Wer zuerst kommt ...
Zum Ablauf: Interessierte meldeten sich online und bekamen binnen weniger Tage einen Termin. 50 Personen meldeten sich, 24 davon lud Lanxess am Samstag ein. Alles nach dem Motto „first in, first out“ oder auf Deutsch: Wer zuerst kommt, mahlt zuerst.
Es wurde nach Reihenfolge der Anmeldung entschieden, nicht nach Kompetenz vorsortiert. Ein Formular ausgefüllt mit Name, Noten in den relevanten Fächern Deutsch, Mathe, Chemie und Physik und einer Begründung für das eigene Interesse an der Ausbildung mussten zum rund 30-minütigen Gespräch mitgebracht werden. Fehlzeiten oder die Schulform mussten nicht angegeben werden. Es folgte ein kurzer mathematischer Fachtest.
Nach einer Woche ist die Zusage da
Als das Ergebnis feststand, entschied das Interviewer-Team gleich, ob es für einen Ausbildungsplatz reicht. Der 16 Jahre alte Fabian Pekala ist einer der Glücklichen an diesem Tag. Vor knapp einer Woche beworben, hat er nun die Zusage zur Ausbildung als Anlagenmechaniker in den Händen. Über Instagram stieß er auf das Angebot. „Ich hatte noch nie ein Vorstellungsgespräch“, sagte er.
Ab September zählt auch Jan Ruthenbeck zu den neuen Azubis. Der 26-Jährige beschreibt den Vorteil der Methode wie folgt: „Es ist persönlicher. Man kann direkt mehr erfragen, auch spezifischer. Ich bin sehr offen reingegangen. Es war nicht dieses stramme Antreten, Hinsetzen, Fragen beantworten.“ Für den jungen Mann aus Bergisch Gladbach ist es die erste Bewerbung in seinem Leben. Seinen ersten Ausbildungsplatz zum Anlagenmechaniker für Sanitär-, Heizungs- und Klimatechniker habe er über Bekannte bekommen und bis heute in dem Beruf gearbeitet. Die größte Herausforderung war für ihn nervlich der Test: „Ich bin ja schon zehn Jahre aus der Schule raus.“
Mündlich schlägt schriftlich
Für den 17-Jährigen angehenden Anlagenmechaniker Jonas Kleineick überwiegt die mündliche Vorstellung klar über der schriftlichen: „Man kann persönlich mehr über die Person erfahren, da kann man auch noch so viel schreiben.“ Die alternative Bewerbungsvariante hat sich an diesem Tag bewährt, acht von neun offenen Stellen waren bis zum frühen Nachmittag besetzt.
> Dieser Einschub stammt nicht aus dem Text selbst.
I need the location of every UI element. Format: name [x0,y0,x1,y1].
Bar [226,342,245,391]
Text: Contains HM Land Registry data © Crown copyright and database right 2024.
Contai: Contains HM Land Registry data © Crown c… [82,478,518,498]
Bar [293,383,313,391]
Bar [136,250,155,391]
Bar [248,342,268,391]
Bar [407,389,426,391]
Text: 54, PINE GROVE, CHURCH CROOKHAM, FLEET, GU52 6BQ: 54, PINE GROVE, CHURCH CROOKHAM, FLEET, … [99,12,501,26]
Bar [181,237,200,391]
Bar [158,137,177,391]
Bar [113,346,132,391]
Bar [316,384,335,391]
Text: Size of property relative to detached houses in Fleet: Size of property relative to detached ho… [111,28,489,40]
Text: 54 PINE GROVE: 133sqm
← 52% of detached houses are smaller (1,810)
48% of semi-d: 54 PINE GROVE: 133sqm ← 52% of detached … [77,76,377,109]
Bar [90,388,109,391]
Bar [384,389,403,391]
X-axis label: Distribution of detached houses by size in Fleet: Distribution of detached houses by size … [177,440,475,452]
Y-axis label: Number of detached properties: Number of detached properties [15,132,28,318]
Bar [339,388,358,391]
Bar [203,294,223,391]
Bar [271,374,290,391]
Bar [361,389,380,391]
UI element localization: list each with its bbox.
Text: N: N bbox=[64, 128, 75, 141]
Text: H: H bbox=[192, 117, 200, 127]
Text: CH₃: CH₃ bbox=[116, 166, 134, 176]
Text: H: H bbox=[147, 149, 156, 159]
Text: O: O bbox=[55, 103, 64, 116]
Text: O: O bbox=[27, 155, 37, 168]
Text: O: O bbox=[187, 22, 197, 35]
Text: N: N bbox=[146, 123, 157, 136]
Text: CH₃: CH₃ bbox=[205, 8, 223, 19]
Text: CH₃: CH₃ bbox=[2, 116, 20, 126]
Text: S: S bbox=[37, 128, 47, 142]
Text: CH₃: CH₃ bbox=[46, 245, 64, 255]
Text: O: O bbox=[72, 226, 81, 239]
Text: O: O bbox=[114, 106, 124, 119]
Insgesamt 14 Azubis galt es für dieses Jahr zu gewinnen im Bereich Metalltechnik in Leverkusen und Dormagen, fünf schafften es über traditionellen Weg. „Wir müssen uns den Gegebenheiten am Markt schnell und flexibel anpassen. Denn der Markt ist hart umkämpft im Chempark. Hier werben viele um die gleichen Menschen“, betonte Weißhaupt.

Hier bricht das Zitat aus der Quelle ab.